For some parameters, you might want to supply your user with sensible defaults. In that case, Monad allows you to specify a default value for your parameter, as with $recordDate above:
MSH:135 C:\Temp >test-params First 123 ImportantParameter was First CountOfThings was 123 RecordDate was 12/31/9999 11:59:59 PM
However, your users don’t always know how to interact with your script. You might have parameters that should always be populated, such as $importantParameter in the example above. In that case, we specify a special default value for that parameter – an exception that tells them how to resolve the problem:
MSH:136 C:\Temp >test-params : Please specify the important parameter! At d:\lee\tools\test-params.msh:5 char:42 + [string] $importantParameter = $(throw <<<< "Please specify the important parameter!"),
The param statement also gives you support of named parameters for free. Named parameters let your user specify the parameters by name, rather than position. Your parameter’s variable name becomes the parameter name:
MSH:141 C:\Temp >test-params -RecordDate:$([DateTime]::MinValue) ` >> -ImportantParameter:"Important!" ` >> -CountOfThings:123 >> ImportantParameter was Important! CountOfThings was 123 RecordDate was 1/1/0001 12:00:00 AM
As with regular cmdlets, you need only to specify enough of the parameter to differentiate it from the others:
MSH:152 C:\Temp >test-params -r:$([DateTime]::MinValue) -i:"Important!" -c:10 ImportantParameter was Important! CountOfThings was 10 RecordDate was 1/1/0001 12:00:00 AM
This also helps Monad disambiguate between multiple optional parameters:
MSH:153 C:\Temp >test-params "Important!" -r:$([DateTime]::MinValue) ImportantParameter was Important! >>>>> CountOfThings was 0 RecordDate was 1/1/0001 12:00:00 AM MSH:154 C:\Temp >test-params "Important!" -c:123 ImportantParameter was Important! CountOfThings was 123 >>>>> RecordDate was 12/31/9999 11:59:59 PM
So, given this new-found knowledge, this is how we might rewrite Vivek’s example. First, the System.Net.WebClient way, as newly implemented in V2 of the framework:
## get-uri.msh ## Get a web page param( [string] $uri = $(throw "Please specify an URI to retieve"), [string] $userAgent = "Mozilla/4.0 (compatible; MSIE 6.0; Windows NT 5.2; .NET CLR 1.0.3705;)" ) $wc = new-object System.Net.WebClient $wc.Headers.Add("user-agent", $userAgent) $wc.DownloadString($uri)

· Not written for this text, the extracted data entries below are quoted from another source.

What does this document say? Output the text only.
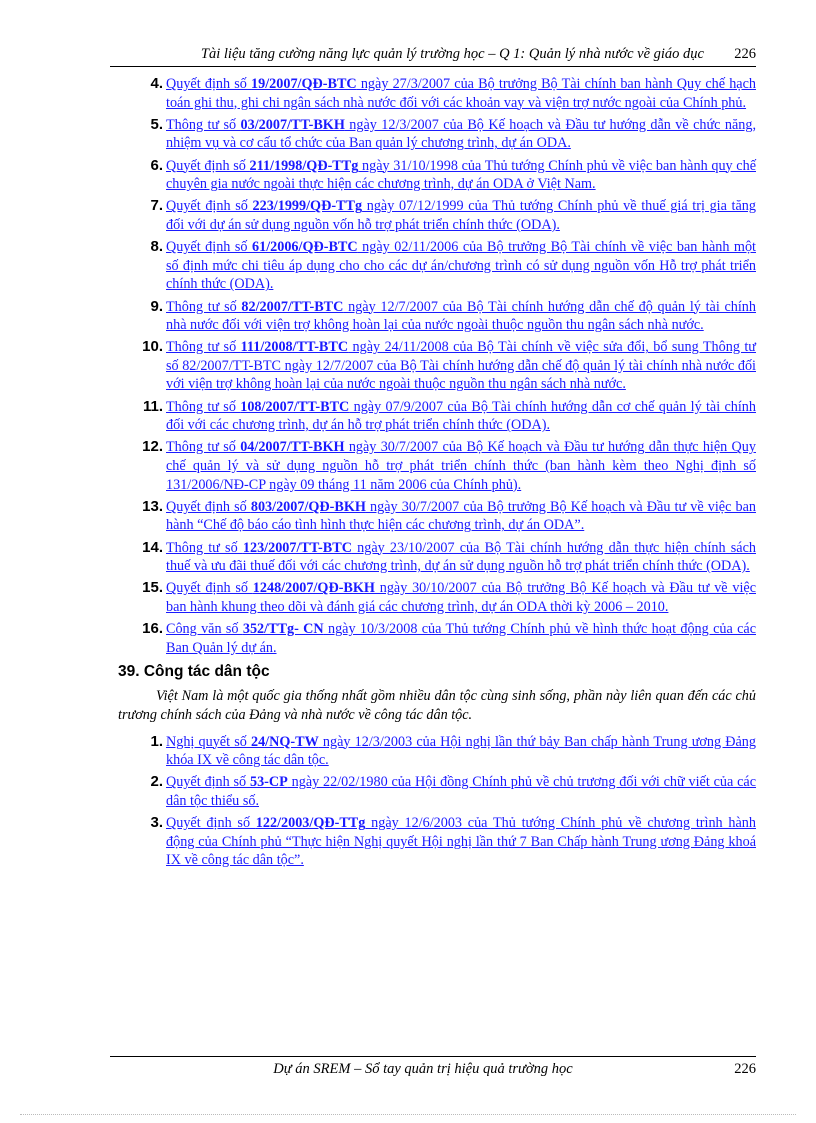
Tài liệu tăng cường năng lực quản lý trường học – Q 1: Quản lý nhà nước về giáo dục	226
4. Quyết định số 19/2007/QĐ-BTC ngày 27/3/2007 của Bộ trưởng Bộ Tài chính ban hành Quy chế hạch toán ghi thu, ghi chi ngân sách nhà nước đối với các khoản vay và viện trợ nước ngoài của Chính phủ.
5. Thông tư số 03/2007/TT-BKH ngày 12/3/2007 của Bộ Kế hoạch và Đầu tư hướng dẫn về chức năng, nhiệm vụ và cơ cấu tổ chức của Ban quản lý chương trình, dự án ODA.
6. Quyết định số 211/1998/QĐ-TTg ngày 31/10/1998 của Thủ tướng Chính phủ về việc ban hành quy chế chuyên gia nước ngoài thực hiện các chương trình, dự án ODA ở Việt Nam.
7. Quyết định số 223/1999/QĐ-TTg ngày 07/12/1999 của Thủ tướng Chính phủ về thuế giá trị gia tăng đối với dự án sử dụng nguồn vốn hỗ trợ phát triển chính thức (ODA).
8. Quyết định số 61/2006/QĐ-BTC ngày 02/11/2006 của Bộ trưởng Bộ Tài chính về việc ban hành một số định mức chi tiêu áp dụng cho cho các dự án/chương trình có sử dụng nguồn vốn Hỗ trợ phát triển chính thức (ODA).
9. Thông tư số 82/2007/TT-BTC ngày 12/7/2007 của Bộ Tài chính hướng dẫn chế độ quản lý tài chính nhà nước đối với viện trợ không hoàn lại của nước ngoài thuộc nguồn thu ngân sách nhà nước.
10. Thông tư số 111/2008/TT-BTC ngày 24/11/2008 của Bộ Tài chính về việc sửa đổi, bổ sung Thông tư số 82/2007/TT-BTC ngày 12/7/2007 của Bộ Tài chính hướng dẫn chế độ quản lý tài chính nhà nước đối với viện trợ không hoàn lại của nước ngoài thuộc nguồn thu ngân sách nhà nước.
11. Thông tư số 108/2007/TT-BTC ngày 07/9/2007 của Bộ Tài chính hướng dẫn cơ chế quản lý tài chính đối với các chương trình, dự án hỗ trợ phát triển chính thức (ODA).
12. Thông tư số 04/2007/TT-BKH ngày 30/7/2007 của Bộ Kế hoạch và Đầu tư hướng dẫn thực hiện Quy chế quản lý và sử dụng nguồn hỗ trợ phát triển chính thức (ban hành kèm theo Nghị định số 131/2006/NĐ-CP ngày 09 tháng 11 năm 2006 của Chính phủ).
13. Quyết định số 803/2007/QĐ-BKH ngày 30/7/2007 của Bộ trưởng Bộ Kế hoạch và Đầu tư về việc ban hành “Chế độ báo cáo tình hình thực hiện các chương trình, dự án ODA”.
14. Thông tư số 123/2007/TT-BTC ngày 23/10/2007 của Bộ Tài chính hướng dẫn thực hiện chính sách thuế và ưu đãi thuế đối với các chương trình, dự án sử dụng nguồn hỗ trợ phát triển chính thức (ODA).
15. Quyết định số 1248/2007/QĐ-BKH ngày 30/10/2007 của Bộ trưởng Bộ Kế hoạch và Đầu tư về việc ban hành khung theo dõi và đánh giá các chương trình, dự án ODA thời kỳ 2006 – 2010.
16. Công văn số 352/TTg- CN ngày 10/3/2008 của Thủ tướng Chính phủ về hình thức hoạt động của các Ban Quản lý dự án.
39. Công tác dân tộc

Việt Nam là một quốc gia thống nhất gồm nhiều dân tộc cùng sinh sống, phần này liên quan đến các chủ trương chính sách của Đảng và nhà nước về công tác dân tộc.

1. Nghị quyết số 24/NQ-TW ngày 12/3/2003 của Hội nghị lần thứ bảy Ban chấp hành Trung ương Đảng khóa IX về công tác dân tộc.
2. Quyết định số 53-CP ngày 22/02/1980 của Hội đồng Chính phủ về chủ trương đối với chữ viết của các dân tộc thiểu số.
3. Quyết định số 122/2003/QĐ-TTg ngày 12/6/2003 của Thủ tướng Chính phủ về chương trình hành động của Chính phủ “Thực hiện Nghị quyết Hội nghị lần thứ 7 Ban Chấp hành Trung ương Đảng khoá IX về công tác dân tộc”.
Dự án SREM – Sổ tay quản trị hiệu quả trường học	226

and the System.Net.HttpWebRequest way:
## get-uri.msh ## Get a web page param( [string] $uri = $(throw "Please specify an URI to retieve"), [string] $userAgent = "Mozilla/4.0 (compatible; MSIE 6.0; Windows NT 5.2; .NET CLR 1.0.3705;)" ) $request = [System.Net.WebRequest]::Create($uri) $request.Headers.Add("user-agent", $userAgent) $response = $request.GetResponse() $requestStream = $response.GetResponseStream() $readStream = new-object System.IO.StreamReader $requestStream $readStream.ReadToEnd() $readStream.Close() $response.Close()

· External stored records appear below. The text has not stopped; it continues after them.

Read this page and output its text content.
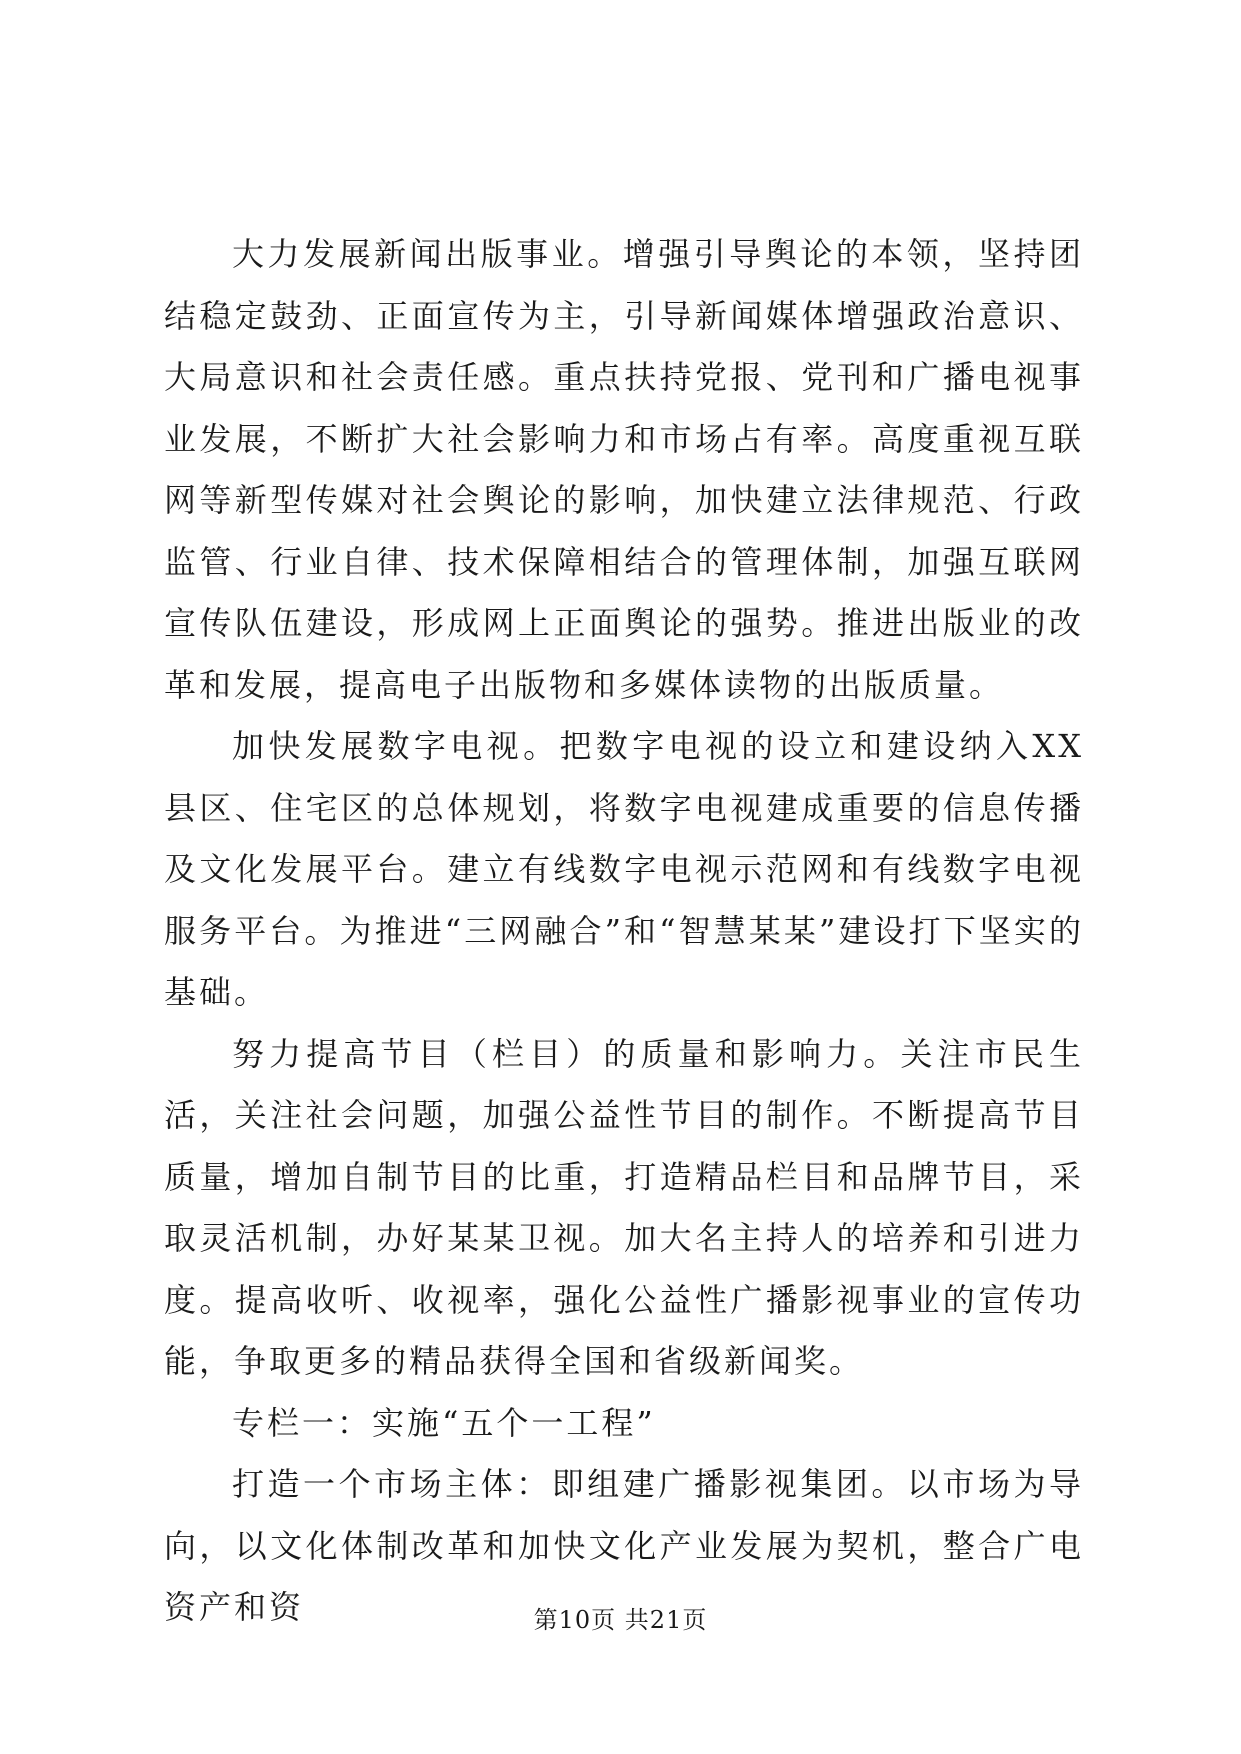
大力发展新闻出版事业。增强引导舆论的本领，坚持团结稳定鼓劲、正面宣传为主，引导新闻媒体增强政治意识、大局意识和社会责任感。重点扶持党报、党刊和广播电视事业发展，不断扩大社会影响力和市场占有率。高度重视互联网等新型传媒对社会舆论的影响，加快建立法律规范、行政监管、行业自律、技术保障相结合的管理体制，加强互联网宣传队伍建设，形成网上正面舆论的强势。推进出版业的改革和发展，提高电子出版物和多媒体读物的出版质量。

加快发展数字电视。把数字电视的设立和建设纳入XX县区、住宅区的总体规划，将数字电视建成重要的信息传播及文化发展平台。建立有线数字电视示范网和有线数字电视服务平台。为推进“三网融合”和“智慧某某”建设打下坚实的基础。

努力提高节目（栏目）的质量和影响力。关注市民生活，关注社会问题，加强公益性节目的制作。不断提高节目质量，增加自制节目的比重，打造精品栏目和品牌节目，采取灵活机制，办好某某卫视。加大名主持人的培养和引进力度。提高收听、收视率，强化公益性广播影视事业的宣传功能，争取更多的精品获得全国和省级新闻奖。

专栏一：实施“五个一工程”

打造一个市场主体：即组建广播影视集团。以市场为导向，以文化体制改革和加快文化产业发展为契机，整合广电资产和资	第10页 共21页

If we need the content split into an array (as with Vivek’s script,) we can write:
MSH:158 C:\Temp >$lines = (get-uri http://www.microsoft.com).Split("`n") MSH:159 C:\Temp >$lines <!DOCTYPE HTML PUBLIC "-//W3C//DTD HTML 4.0 Transitional//EN" >
For the purpose we need it, I much prefer the System.Net.WebClient way.
[Edit: Thanks, Toby, for pointing out the WebClient / HttpWebRequest switch]
[Edit: Monad has now been renamed to Windows PowerShell. This script or discussion may require slight adjustments before it applies directly to newer builds.]